Il gruppo guidato da Pietro Labriola, fresco di riconferma ai vertici della sostenibilità in Europa, si lascia alle spalle un trimestre con ricavi a quota 3,3 miliardi e un indebitamento ormai assestato. Ora l’orizzonte è settembre, quando dovrebbe andare in porto l’integrazione con Poste per dare vita al campione nazionale delle telecomunicazioni. La Borsa apprezza
Tim corre veloce verso l’integrazione con Poste, anche grazie a conti in ottima tenuta e una risposta del mercato all’indomani del lancio dell’Offerta di acquisto e scambio da parte di Poste decisamente positiva (+7,9% la crescita del titolo nell’ultimo mese). Operazione, giova ricordarlo, che darà anima e corpo al campione nazionale delle telecomunicazioni, con il ritorno in forze dello Stato in uno dei settori strategici dell’economia nonché primo vagito di quel consolidamento delle tlc a lungo invocato dagli operatori stessi.

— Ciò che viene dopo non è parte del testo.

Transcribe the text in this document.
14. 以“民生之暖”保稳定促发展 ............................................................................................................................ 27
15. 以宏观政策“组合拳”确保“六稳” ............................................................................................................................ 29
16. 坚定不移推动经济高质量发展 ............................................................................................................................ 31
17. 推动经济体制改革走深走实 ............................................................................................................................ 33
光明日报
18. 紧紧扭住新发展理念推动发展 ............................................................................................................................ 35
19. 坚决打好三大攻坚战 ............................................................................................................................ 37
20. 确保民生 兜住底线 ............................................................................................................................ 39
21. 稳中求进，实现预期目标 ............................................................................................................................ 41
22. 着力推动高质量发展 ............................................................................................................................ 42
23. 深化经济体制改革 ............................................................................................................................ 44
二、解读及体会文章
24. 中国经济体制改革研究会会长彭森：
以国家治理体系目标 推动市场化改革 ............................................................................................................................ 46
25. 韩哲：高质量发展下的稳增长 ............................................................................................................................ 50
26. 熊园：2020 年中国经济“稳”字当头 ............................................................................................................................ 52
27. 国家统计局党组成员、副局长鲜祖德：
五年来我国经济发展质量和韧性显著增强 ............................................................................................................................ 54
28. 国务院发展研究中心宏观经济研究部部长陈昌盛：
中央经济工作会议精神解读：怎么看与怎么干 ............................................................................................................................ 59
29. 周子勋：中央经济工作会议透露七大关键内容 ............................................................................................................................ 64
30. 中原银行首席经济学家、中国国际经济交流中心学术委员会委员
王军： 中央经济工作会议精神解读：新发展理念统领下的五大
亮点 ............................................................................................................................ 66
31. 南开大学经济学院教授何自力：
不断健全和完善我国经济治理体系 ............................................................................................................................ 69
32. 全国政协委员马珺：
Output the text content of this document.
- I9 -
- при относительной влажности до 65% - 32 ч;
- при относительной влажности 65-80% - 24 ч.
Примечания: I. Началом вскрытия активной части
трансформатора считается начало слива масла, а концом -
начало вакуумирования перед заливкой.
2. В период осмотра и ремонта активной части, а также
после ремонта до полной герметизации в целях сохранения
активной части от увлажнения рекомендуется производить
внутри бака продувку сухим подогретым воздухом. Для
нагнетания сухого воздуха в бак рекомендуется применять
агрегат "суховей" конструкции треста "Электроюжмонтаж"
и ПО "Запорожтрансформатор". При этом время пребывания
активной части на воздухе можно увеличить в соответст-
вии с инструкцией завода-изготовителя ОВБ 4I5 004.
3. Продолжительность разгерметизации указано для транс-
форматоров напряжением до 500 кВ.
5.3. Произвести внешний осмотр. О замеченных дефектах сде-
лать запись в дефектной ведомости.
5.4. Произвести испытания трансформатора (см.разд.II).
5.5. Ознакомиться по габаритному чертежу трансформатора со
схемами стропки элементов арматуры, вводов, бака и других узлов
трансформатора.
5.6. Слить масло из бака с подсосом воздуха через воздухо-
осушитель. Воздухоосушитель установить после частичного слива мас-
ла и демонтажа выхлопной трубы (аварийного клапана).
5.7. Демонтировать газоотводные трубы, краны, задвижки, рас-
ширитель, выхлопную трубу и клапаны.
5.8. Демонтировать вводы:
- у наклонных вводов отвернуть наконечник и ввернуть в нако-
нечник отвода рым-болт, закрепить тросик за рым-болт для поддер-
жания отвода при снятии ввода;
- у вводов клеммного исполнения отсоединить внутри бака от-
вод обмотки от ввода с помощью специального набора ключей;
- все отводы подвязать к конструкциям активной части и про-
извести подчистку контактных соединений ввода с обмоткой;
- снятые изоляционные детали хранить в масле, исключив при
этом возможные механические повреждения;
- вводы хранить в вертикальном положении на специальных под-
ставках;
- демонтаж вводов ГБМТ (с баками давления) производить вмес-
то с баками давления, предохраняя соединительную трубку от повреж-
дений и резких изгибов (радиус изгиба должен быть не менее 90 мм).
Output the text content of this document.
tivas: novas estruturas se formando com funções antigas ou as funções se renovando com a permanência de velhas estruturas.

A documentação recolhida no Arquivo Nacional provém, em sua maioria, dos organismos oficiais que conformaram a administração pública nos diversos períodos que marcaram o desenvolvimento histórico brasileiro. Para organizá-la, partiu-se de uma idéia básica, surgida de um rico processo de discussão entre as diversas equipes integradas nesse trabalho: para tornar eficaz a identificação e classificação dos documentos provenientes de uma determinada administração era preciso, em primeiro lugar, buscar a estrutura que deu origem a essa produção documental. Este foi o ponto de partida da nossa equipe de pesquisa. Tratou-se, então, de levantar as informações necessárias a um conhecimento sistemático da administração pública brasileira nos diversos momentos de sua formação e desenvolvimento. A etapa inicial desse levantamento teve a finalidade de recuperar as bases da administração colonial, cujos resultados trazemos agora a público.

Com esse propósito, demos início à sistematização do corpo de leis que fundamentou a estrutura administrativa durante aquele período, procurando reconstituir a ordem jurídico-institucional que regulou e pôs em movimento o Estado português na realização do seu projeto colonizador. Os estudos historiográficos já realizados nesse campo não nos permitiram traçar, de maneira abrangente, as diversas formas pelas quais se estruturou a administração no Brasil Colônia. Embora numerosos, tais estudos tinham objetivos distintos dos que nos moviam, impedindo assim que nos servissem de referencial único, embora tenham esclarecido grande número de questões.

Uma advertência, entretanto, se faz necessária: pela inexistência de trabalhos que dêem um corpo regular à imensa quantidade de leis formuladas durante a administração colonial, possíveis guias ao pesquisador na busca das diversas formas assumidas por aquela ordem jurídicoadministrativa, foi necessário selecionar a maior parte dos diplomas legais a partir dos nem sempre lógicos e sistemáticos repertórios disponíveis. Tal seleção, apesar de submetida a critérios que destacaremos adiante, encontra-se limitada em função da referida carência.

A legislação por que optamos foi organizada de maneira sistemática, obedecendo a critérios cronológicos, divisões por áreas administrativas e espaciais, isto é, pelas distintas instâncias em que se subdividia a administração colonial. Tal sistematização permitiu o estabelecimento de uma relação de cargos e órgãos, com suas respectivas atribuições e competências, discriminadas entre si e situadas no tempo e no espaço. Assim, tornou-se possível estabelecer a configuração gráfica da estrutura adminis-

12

Partendo proprio dai conti, Tim (confermata pochi giorni fa nell’Dow Jones Best in Class Europe di S&P Global, fra i principali indici di sostenibilità, posizionandosi tra le aziende leader nel suo settore, con il punteggio più alto fra le telco nel continente), nonostante un mercato globale carico di incertezza e volatilità, ha riportato nel primi trimestre dell’anno i ricavi totali in crescita a quota 3,3 miliardi di euro, con un incremento dell’1,4% su base annua spinto dal traino della controllata brasiliana e dalla robusta tenuta del mercato domestico. L’indebitamento netto after lease si è invece assesta a 7,3 miliardi di euro con la leva finanziaria rimasta sotto la soglia di due volte l’ebitda, rispettando le indicazioni strategiche e operative fornite agli investitori. Numeri decisamente graditi al mercato, che ha risposto con un allungo del titolo in Borsa oltre il 2% per tutto l’arco della giornata successiva.
Ce ne è abbastanza per permettere al ceo dell’ex Telecom, Pietro Labriola, di ribadire la bontà del percorso industriale intrapreso da Tim. “I primi tre mesi del 2026 sono in linea con le previsioni del gruppo e con la guidance fornita al mercato per l’intero esercizio”. Il manager ha rivendicato le scelte strutturali del passato recente osservando come “il riposizionamento delle diverse attività, avviato negli scorsi anni, continua a dare buoni risultati, con Tim Consumer che mostra una top line resiliente, Tim Enterprise che prosegue nel proprio percorso di crescita e Tim Brasil che si conferma fra i migliori operatori mondiali di tlc”. Il focus, adesso, resta incentrato su innovazione e snellimento della macchina operativa, un quadro in cui Labriola sottolinea l’impegno a semplificare la struttura societaria del gruppo, con la conversione delle azioni di risparmio, che si chiuderà entro fine maggio e il successivo raggruppamento azionario, oltre alla volontà di posizionare l’azienda come protagonista della sovranità digitale e dell’Intelligenza Artificiale.
Ambizioni che richiederanno una robuste dose di investimenti. Che Labriola, parlando con gli analisti all’indomani dei conti, ha portato a oltre mezzo miliardo. “Guardando al futuro, prevediamo di investire circa 500 milioni tra il 2026 e il 2028 per rafforzare ulteriormente le nostre infrastrutture, piattaforme e capacità sovrane. Tim Enterprise si trova in una posizione unica per intercettare la crescente domanda di soluzioni digitali sicure e sovrane e per svolgere un ruolo di primo piano nel plasmare il futuro digitale dell’Italia”.
Il mese clou sarà comunque settembre. Per quella data, infatti, Poste prevede di mandare in porto l’Opas sull’ex monopolista. Il gruppo guidato da Matteo Del Fante, che poche ore dopo Tim ha presentato i suoi conti trimestrali, chiusi con ricavi record a 3,5 miliardi, in crescita dell’8%, ha fissato per la fine del terzo trimestre la chiusura dell’operazione. Una tabella di marcia condivisa in toto da Labriola. “Siamo in linea con il percorso che ci siamo prefissati: le previsioni sono confermate e ci concentriamo completamente sull’esecuzione. Innanzitutto, i nostri risultati del primo trimestre sono stati pienamente in linea con le nostre aspettative”.